Here, Abdi shares advice for discussing your cancer pain so that you can find relief.
Speak up about your cancer pain
It’s important to know you’re not alone in experiencing cancer pain. “Pain is very common, even in the early stages of the disease,” Abdi says. He advises patients not to wait to speak up.
As cancer progresses, the pain associated with the cancer itself or the treatment becomes more significant. That’s why it’s important to notify your care team early on to ensure a better quality of life.
Include your family in cancer pain management
Cancer pain affects not only the cancer patient, but also the patient’s family. Sometimes patients feel as though people don’t believe their pain exists so they feel isolated. “I like when patient and the caregivers come to see me together so that everyone’s on the same page, everyone is educated and understands cancer pain,” Abdi says.

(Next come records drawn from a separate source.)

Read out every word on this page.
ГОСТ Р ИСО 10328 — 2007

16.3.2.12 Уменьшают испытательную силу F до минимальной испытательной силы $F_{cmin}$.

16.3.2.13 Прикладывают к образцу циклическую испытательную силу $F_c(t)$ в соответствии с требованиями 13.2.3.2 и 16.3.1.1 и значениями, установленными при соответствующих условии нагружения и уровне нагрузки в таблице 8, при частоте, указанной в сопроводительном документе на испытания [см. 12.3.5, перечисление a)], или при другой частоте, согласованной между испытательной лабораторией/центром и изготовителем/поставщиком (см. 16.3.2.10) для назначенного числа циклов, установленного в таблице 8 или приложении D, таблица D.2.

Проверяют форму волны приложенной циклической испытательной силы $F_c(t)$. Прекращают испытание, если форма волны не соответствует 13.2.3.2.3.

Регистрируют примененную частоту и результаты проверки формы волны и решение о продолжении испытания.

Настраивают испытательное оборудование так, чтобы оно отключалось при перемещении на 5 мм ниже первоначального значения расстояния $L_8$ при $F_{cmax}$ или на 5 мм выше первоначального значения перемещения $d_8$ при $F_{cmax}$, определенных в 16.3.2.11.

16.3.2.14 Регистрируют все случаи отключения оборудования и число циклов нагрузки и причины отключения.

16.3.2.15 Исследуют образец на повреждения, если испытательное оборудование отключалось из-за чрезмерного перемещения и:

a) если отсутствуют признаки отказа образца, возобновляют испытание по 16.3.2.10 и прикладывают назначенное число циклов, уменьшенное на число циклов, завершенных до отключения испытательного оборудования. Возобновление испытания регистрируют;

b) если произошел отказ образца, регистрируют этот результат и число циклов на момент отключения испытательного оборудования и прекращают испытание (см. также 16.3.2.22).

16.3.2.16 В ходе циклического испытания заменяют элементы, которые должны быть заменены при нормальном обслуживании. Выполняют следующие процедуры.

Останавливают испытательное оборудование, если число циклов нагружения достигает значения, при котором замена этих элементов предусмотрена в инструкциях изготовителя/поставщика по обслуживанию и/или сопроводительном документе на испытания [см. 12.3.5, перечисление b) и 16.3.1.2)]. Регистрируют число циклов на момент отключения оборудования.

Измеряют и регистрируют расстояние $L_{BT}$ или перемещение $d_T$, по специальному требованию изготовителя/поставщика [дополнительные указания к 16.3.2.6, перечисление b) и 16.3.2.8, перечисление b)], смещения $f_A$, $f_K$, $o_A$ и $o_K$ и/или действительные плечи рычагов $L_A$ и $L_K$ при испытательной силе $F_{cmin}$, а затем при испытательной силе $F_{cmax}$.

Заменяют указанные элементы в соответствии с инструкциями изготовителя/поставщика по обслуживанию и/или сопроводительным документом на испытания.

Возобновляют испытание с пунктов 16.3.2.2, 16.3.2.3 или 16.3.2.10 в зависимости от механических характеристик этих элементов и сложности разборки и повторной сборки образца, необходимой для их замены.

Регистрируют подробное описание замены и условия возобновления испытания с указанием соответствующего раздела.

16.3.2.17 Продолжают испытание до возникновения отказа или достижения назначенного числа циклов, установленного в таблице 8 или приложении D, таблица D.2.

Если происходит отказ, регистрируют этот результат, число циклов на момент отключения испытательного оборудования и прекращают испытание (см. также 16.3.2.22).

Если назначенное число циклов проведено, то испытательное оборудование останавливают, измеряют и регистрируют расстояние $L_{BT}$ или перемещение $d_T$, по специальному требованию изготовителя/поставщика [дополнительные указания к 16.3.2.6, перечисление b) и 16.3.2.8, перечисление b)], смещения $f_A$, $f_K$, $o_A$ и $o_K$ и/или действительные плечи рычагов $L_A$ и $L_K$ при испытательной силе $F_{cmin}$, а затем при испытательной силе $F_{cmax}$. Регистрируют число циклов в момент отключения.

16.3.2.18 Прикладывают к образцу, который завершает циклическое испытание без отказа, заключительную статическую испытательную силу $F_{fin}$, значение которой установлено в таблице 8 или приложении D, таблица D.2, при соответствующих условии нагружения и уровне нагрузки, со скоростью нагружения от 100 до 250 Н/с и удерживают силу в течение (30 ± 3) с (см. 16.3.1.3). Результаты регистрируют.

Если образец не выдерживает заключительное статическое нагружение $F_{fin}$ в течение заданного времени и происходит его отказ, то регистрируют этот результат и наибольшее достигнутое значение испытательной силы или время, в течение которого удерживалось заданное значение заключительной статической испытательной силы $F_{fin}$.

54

In addition, caregivers should stay open to what patients have to say. Showing compassion and just listening to them is part of the healing processes, Abdi says.

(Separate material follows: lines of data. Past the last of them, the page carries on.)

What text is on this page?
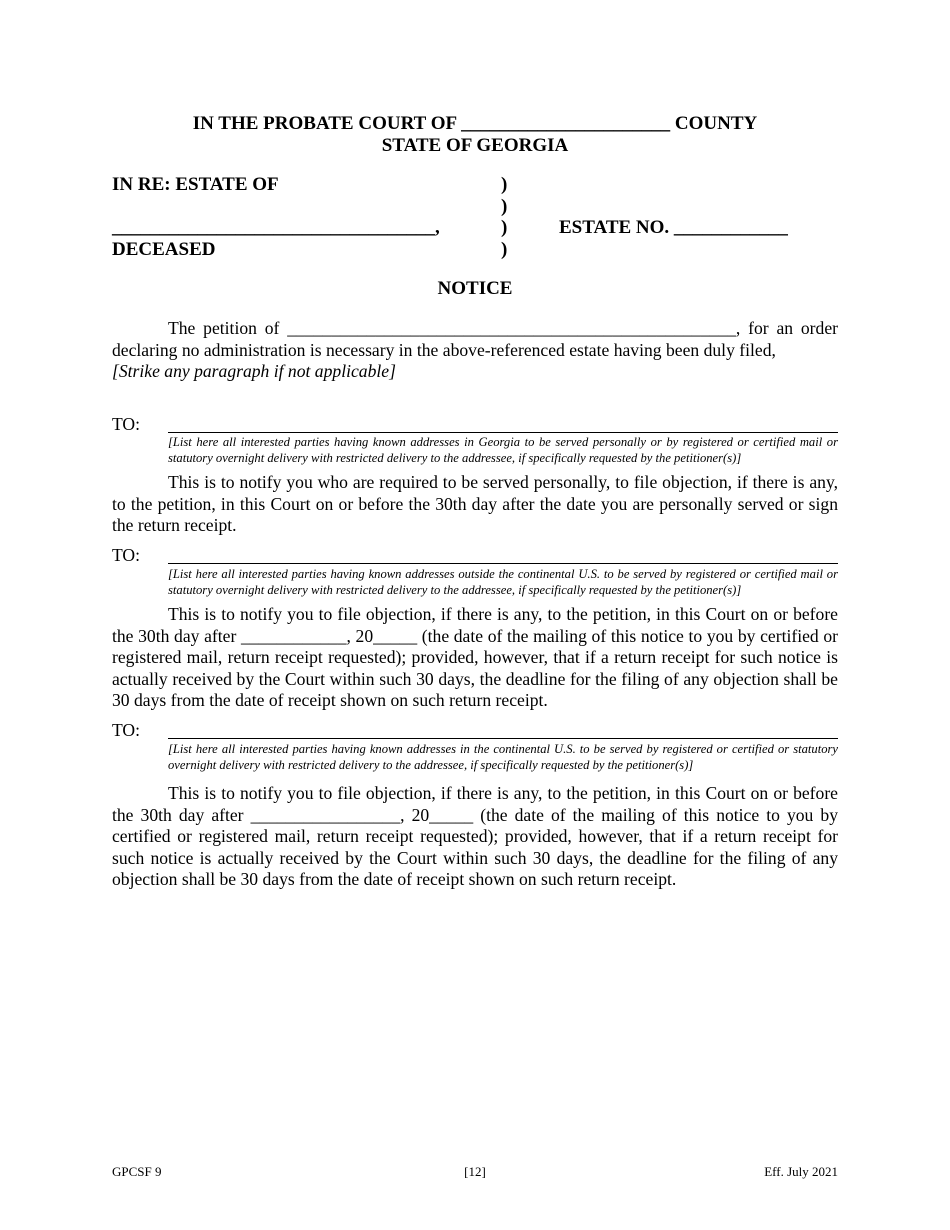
IN THE PROBATE COURT OF ______________________ COUNTY
STATE OF GEORGIA
IN RE: ESTATE OF
__________________________________,
DECEASED
)
)
)
)
ESTATE NO. ____________
NOTICE
The petition of ___________________________________________________, for an order declaring no administration is necessary in the above-referenced estate having been duly filed,
[Strike any paragraph if not applicable]
TO:
[List here all interested parties having known addresses in Georgia to be served personally or by registered or certified mail or statutory overnight delivery with restricted delivery to the addressee, if specifically requested by the petitioner(s)]
This is to notify you who are required to be served personally, to file objection, if there is any, to the petition, in this Court on or before the 30th day after the date you are personally served or sign the return receipt.
TO:
[List here all interested parties having known addresses outside the continental U.S. to be served by registered or certified mail or statutory overnight delivery with restricted delivery to the addressee, if specifically requested by the petitioner(s)]
This is to notify you to file objection, if there is any, to the petition, in this Court on or before the 30th day after ____________, 20_____ (the date of the mailing of this notice to you by certified or registered mail, return receipt requested); provided, however, that if a return receipt for such notice is actually received by the Court within such 30 days, the deadline for the filing of any objection shall be 30 days from the date of receipt shown on such return receipt.
TO:
[List here all interested parties having known addresses in the continental U.S. to be served by registered or certified or statutory overnight delivery with restricted delivery to the addressee, if specifically requested by the petitioner(s)]
This is to notify you to file objection, if there is any, to the petition, in this Court on or before the 30th day after _________________, 20_____ (the date of the mailing of this notice to you by certified or registered mail, return receipt requested); provided, however, that if a return receipt for such notice is actually received by the Court within such 30 days, the deadline for the filing of any objection shall be 30 days from the date of receipt shown on such return receipt.
GPCSF 9	[12]	Eff. July 2021
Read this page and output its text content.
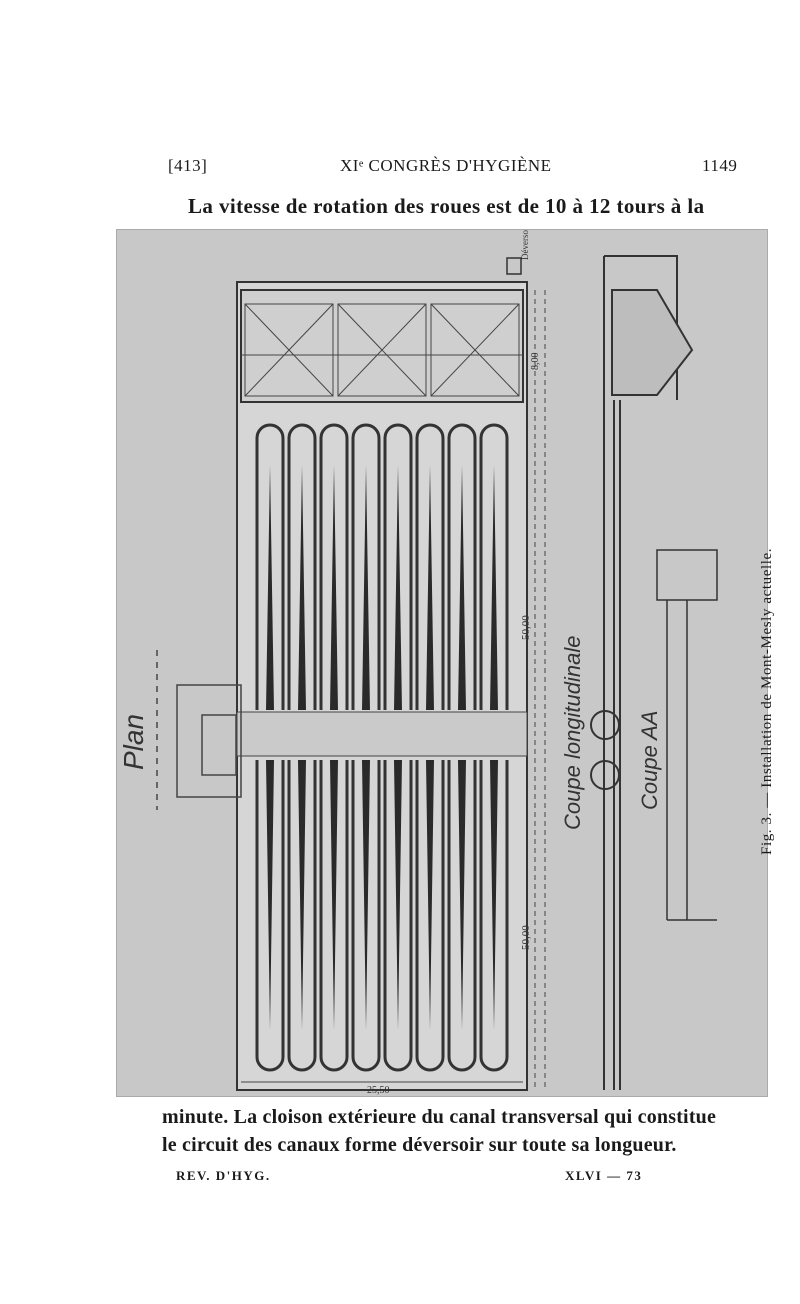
[413]	XIᵉ CONGRÈS D'HYGIÈNE	1149
La vitesse de rotation des roues est de 10 à 12 tours à la
Déversoir
Plan
50,00
50,00
8,00
25,50
Coupe longitudinale Coupe AA	Fig. 3. — Installation de Mont-Mesly actuelle.
minute. La cloison extérieure du canal transversal qui constitue
le circuit des canaux forme déversoir sur toute sa longueur.
REV. D'HYG.	XLVI — 73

Communicate your cancer pain management goals
When meeting with your cancer pain care provider, be open about your expectations. You and your doctor should set a realistic goal for your pain relief to help guide decision-making. It’s possible your goal will change as your treatment plan changes, but here are a few examples:
walking with reduced discomfort
sleeping through the night
returning to work
“It’s about being functional, enjoying life and doing things that you normally like to do,” Abdi says.
Finding relief for your cancer pain
There are many ways to address the various types of cancer pain, and not every approach uses medication.

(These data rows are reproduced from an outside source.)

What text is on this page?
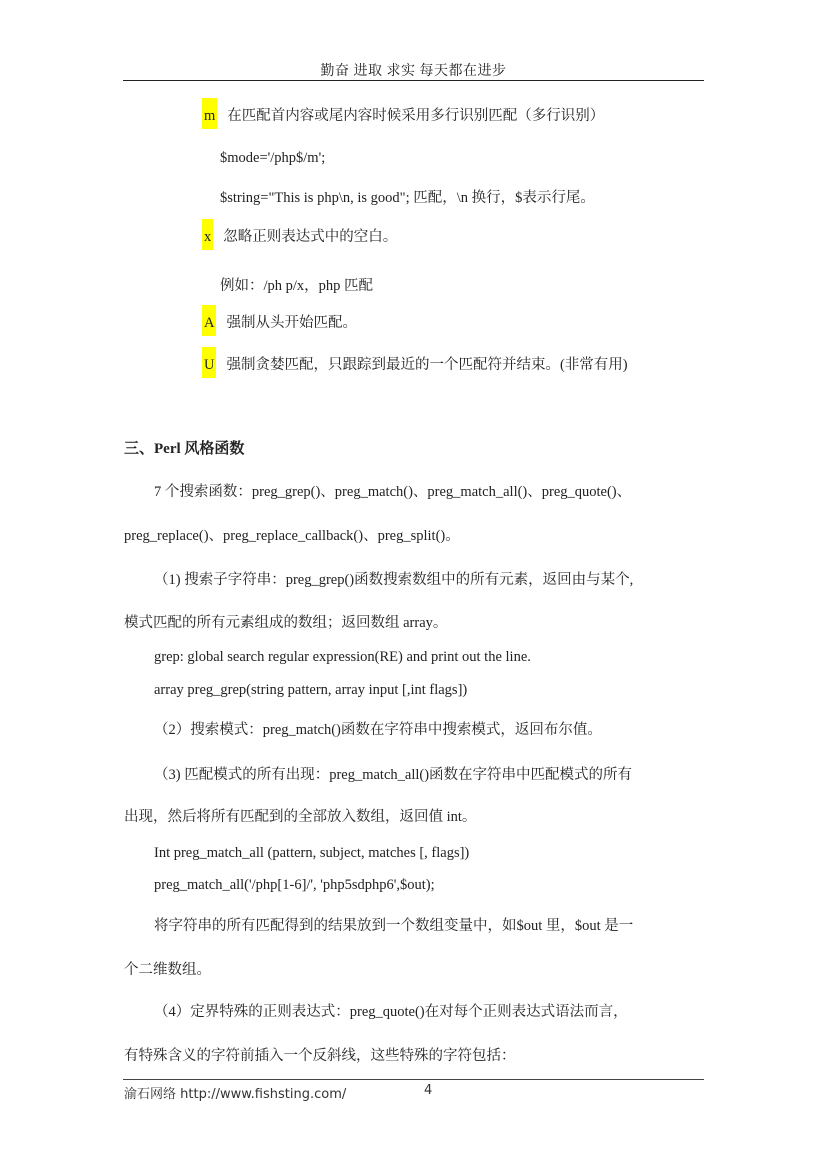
勤奋 进取 求实 每天都在进步
m 在匹配首内容或尾内容时候采用多行识别匹配（多行识别）
$mode='/php$/m';
$string="This is php\n, is good"; 匹配，\n 换行，$表示行尾。
x 忽略正则表达式中的空白。
例如：/ph p/x，php 匹配
A 强制从头开始匹配。
U 强制贪婪匹配，只跟踪到最近的一个匹配符并结束。(非常有用)
三、Perl 风格函数
7 个搜索函数：preg_grep()、preg_match()、preg_match_all()、preg_quote()、
preg_replace()、preg_replace_callback()、preg_split()。
（1) 搜索子字符串：preg_grep()函数搜索数组中的所有元素，返回由与某个,
模式匹配的所有元素组成的数组；返回数组 array。
grep: global search regular expression(RE) and print out the line.
array preg_grep(string pattern, array input [,int flags])
（2）搜索模式：preg_match()函数在字符串中搜索模式，返回布尔值。
（3) 匹配模式的所有出现：preg_match_all()函数在字符串中匹配模式的所有
出现，然后将所有匹配到的全部放入数组，返回值 int。
Int preg_match_all (pattern, subject, matches [, flags])
preg_match_all('/php[1-6]/', 'php5sdphp6',$out);
将字符串的所有匹配得到的结果放到一个数组变量中，如$out 里，$out 是一
个二维数组。
（4）定界特殊的正则表达式：preg_quote()在对每个正则表达式语法而言，
有特殊含义的字符前插入一个反斜线，这些特殊的字符包括：
渝石网络 http://www.fishsting.com/	4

For mild pain, your care provider may suggest non-opiods such as acetaminophens or ibuprofen.
For more intense pain, you may also be prescribed opioids such as morphine or codeine. Some patients fear addiction to opioids, but Dr. Abdi says those cases are rare if you follow your doctor’s recommendation and it shouldn’t discourage you from discussing your concerns with your doctor.
Other types of cancer pain include swelling, tingling and burning, which all have medications available to help relieve your discomfort.
There are also treatments techniques that don’t use medication. Examples of non-drug treatments include:
ice and/or heating pads
prayer and meditation
transcutaneous electrical nerve stimulator (TENS)
Your doctor may prescribe one of the methods above or a combination, depending on the type of pain, your goals and the location and severity of your pain.
Address psychosocial issues, too
Many times, physical pain isn’t the only side effect that patients experience. Many chronic pain patients also experience some degree of depression, anxiety or fear. If you feel blue, anxious or worried, Abdi recommends speaking with your care team about these issues no matter how minor they may seem.
“You’re not in this alone. Telling your care team about your anxiety or fear will help us relieve it that much sooner and improve your quality of life,” Abdi says. At the MD AndersonPain Management Center, our pain psychologist can help you develop strategies to cope with the emotional and psychological challenges of cancer treatment and pain. So can our Psychiatric Oncology Center and your social work counselor.